ISOLATION separates sick, potentially infections people from healthy people.
Right now I am doing my part by semi-self quarantining so that I don't contribute to the spread of the virus.
A friend brought up this summer's camp last night and how all of this might cause it to be scratched. In the back of my mind, of course this possibility is there, but my instincts are telling me....settle down, have faith, don't worry....what will be will be.
Financially the camp will be fine. We don't actually start making any sizable purchases until late June? Building materials, insurance renewal, t-shirts. Food isn't ordered until JULY. All that I am purchasing now is office supplies, phone, internet, van payment. My salary, I can eek by without.
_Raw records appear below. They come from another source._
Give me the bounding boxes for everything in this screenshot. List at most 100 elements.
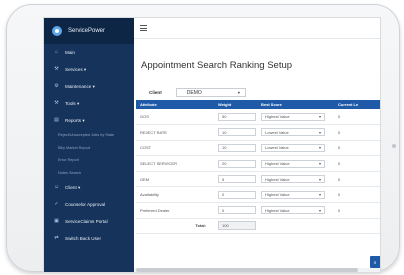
brand-name: ServicePower [68, 28, 106, 34]
table-row: OEM 5 Highest Value ▾ 0 [136, 171, 380, 187]
portal-icon: ▣ [54, 218, 59, 225]
weight-input[interactable]: 5 [218, 175, 256, 184]
wrench-icon: ⚒ [54, 66, 59, 72]
sidebar-item[interactable]: ☺ Client ▾ [44, 179, 134, 196]
attribute-cell: SELECT SERVICER [140, 161, 177, 167]
attribute-cell: GOS [140, 114, 149, 120]
sidebar-item[interactable]: Error Report [44, 154, 134, 167]
best-score-cell: Highest Value ▾ [257, 187, 334, 203]
camera-dot [392, 144, 396, 148]
best-score-select[interactable]: Lowest Value ▾ [261, 128, 325, 137]
chevron-down-icon: ▾ [318, 192, 321, 198]
scrollbar-thumb[interactable] [136, 268, 358, 272]
current-level-cell: 0 [338, 161, 341, 167]
table-row: COST 10 Lowest Value ▾ 0 [136, 140, 380, 156]
sidebar-item-label: Main [65, 50, 75, 55]
client-label: Client [149, 90, 162, 95]
weight-input[interactable]: 20 [218, 159, 256, 168]
best-score-cell: Highest Value ▾ [257, 109, 334, 125]
tablet-frame: ServicePower ⌂ Main ⚒ Services ▾ ⚙ Maintenanc… [6, 4, 400, 273]
header-weight[interactable]: Weight [214, 100, 257, 109]
total-value: 100 [218, 221, 256, 231]
weight-input[interactable]: 50 [218, 112, 256, 121]
attribute-cell: COST [140, 145, 152, 151]
current-level-cell: 0 [338, 114, 341, 120]
sidebar-item[interactable]: ▤ Reports ▾ [44, 112, 134, 129]
header-best-score[interactable]: Best Score [257, 100, 334, 109]
brand-header[interactable]: ServicePower [44, 18, 134, 44]
weight-input[interactable]: 0 [218, 190, 256, 199]
total-label: Total: [195, 223, 206, 229]
app-screen: ServicePower ⌂ Main ⚒ Services ▾ ⚙ Maintenanc… [43, 17, 381, 273]
weight-input[interactable]: 10 [218, 128, 256, 137]
weight-input[interactable]: 10 [218, 143, 256, 152]
chevron-down-icon: ▼ [237, 90, 241, 95]
best-score-select[interactable]: Highest Value ▾ [261, 159, 325, 168]
best-score-value: Highest Value [265, 192, 290, 198]
attribute-cell: Availability [140, 192, 159, 198]
table-row: SELECT SERVICER 20 Highest Value ▾ 0 [136, 156, 380, 172]
sidebar-item[interactable]: ⌂ Main [44, 44, 134, 61]
save-button[interactable]: S [370, 256, 380, 268]
sidebar-item[interactable]: ✓ Counselor Approval [44, 196, 134, 213]
sidebar-item[interactable]: ⚒ Tools ▾ [44, 95, 134, 112]
current-level-cell: 0 [338, 145, 341, 151]
chevron-down-icon: ▾ [318, 176, 321, 182]
sidebar-item[interactable]: ⚙ Maintenance ▾ [44, 78, 134, 95]
best-score-select[interactable]: Lowest Value ▾ [261, 143, 325, 152]
chevron-down-icon: ▾ [318, 114, 321, 120]
chevron-down-icon: ▾ [318, 129, 321, 135]
best-score-select[interactable]: Highest Value ▾ [261, 190, 325, 199]
best-score-cell: Highest Value ▾ [257, 171, 334, 187]
weight-cell: 50 [214, 109, 257, 125]
best-score-cell: Lowest Value ▾ [257, 125, 334, 141]
table-row: Preferred Dealer 0 Highest Value ▾ 0 [136, 203, 380, 219]
best-score-value: Lowest Value [265, 129, 289, 135]
sidebar-item-label: Notes Search [58, 171, 82, 176]
top-bar [134, 18, 380, 39]
ranking-table-container: Attribute Weight Best Score Current Le G… [136, 100, 380, 234]
client-select[interactable]: DEMO ▼ [175, 88, 246, 97]
sidebar-item-label: ServiceClaims Portal [65, 219, 108, 225]
sidebar-item-label: Maintenance ▾ [65, 83, 95, 89]
current-level-cell: 0 [338, 207, 341, 213]
sidebar-item[interactable]: ▣ ServiceClaims Portal [44, 213, 134, 230]
sidebar-item[interactable]: Notes Search [44, 167, 134, 180]
servicepower-logo-icon [52, 26, 62, 36]
best-score-value: Highest Value [265, 176, 290, 182]
sidebar-item-label: Reports ▾ [65, 117, 85, 123]
weight-input[interactable]: 0 [218, 206, 256, 215]
best-score-select[interactable]: Highest Value ▾ [261, 112, 325, 121]
sidebar-item-label: Billy Market Report [58, 145, 91, 150]
empty-cell [257, 218, 334, 233]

I'm not a high maintenance gal :)
Last year |
15 years ago |
20 years ago |
I am going to treat this slow down as a "retreat". I can catch up on many areas of my life and others. I'll still do my scheduled "Do something for camp, Do something for myself, Write at least two encouraging notes to others, Do something I really want to do and something that I absolutely don't want to do, but is necessary". There is no end to the things I can do around here. I do miss good conversation with a very few. I have lots of acquaintances, but only a handful of deep friendships.
In order to encourage others, I have to get my inspiration wherever I can.
Not my photo, but I wish it was! |
This brings me to where I get my inspiration. I have known Becky since she was a teen. She is now one of the kindest, godliest, healthiest, smartest, animal " lovingest" women I know. I get inspiration from her all the time, and she doesn't even know it. She left the first camp last summer to run home to Warrenton, and came back with a diagnosis of pancreatic cancer - stage 4. She has daughter, Delaney who just turned 15 and the vivacious Ruthie, who just turned 10. Both are extremely gifted. Her husband, Jeff, is a man's man but honestly a gentle giant.
I am in this fight with her 'til whatever the end may be. This is both draining and inspiring at the same time. All of her workcamp family have their arms around her and are showering her with love, kisses and whatever else she can use. This is one of my heart tugs.
There is no source of inspiration more rich & deep that the residents of Petersburg that I have the sacred opportunity of sharing a little of their lives. Just this past week I wrote a song about one of them and will post the lyrics and her story after finishing this. If these folks can endure all that has been put before them in life, I have to be able to suck it up and put one foot in front of the other. Also, the life stories they share with the kids.....immeasurable.
This daylight savings time has gotten me all screwed up. You would think I would be going to bed later....and getting up later. Nope. Going to bed WAY later and then waking up before sunrise. Sometime a nap in the afternoon, but not always. Think I'll try the sleep thing again....it's not 7:30am yet.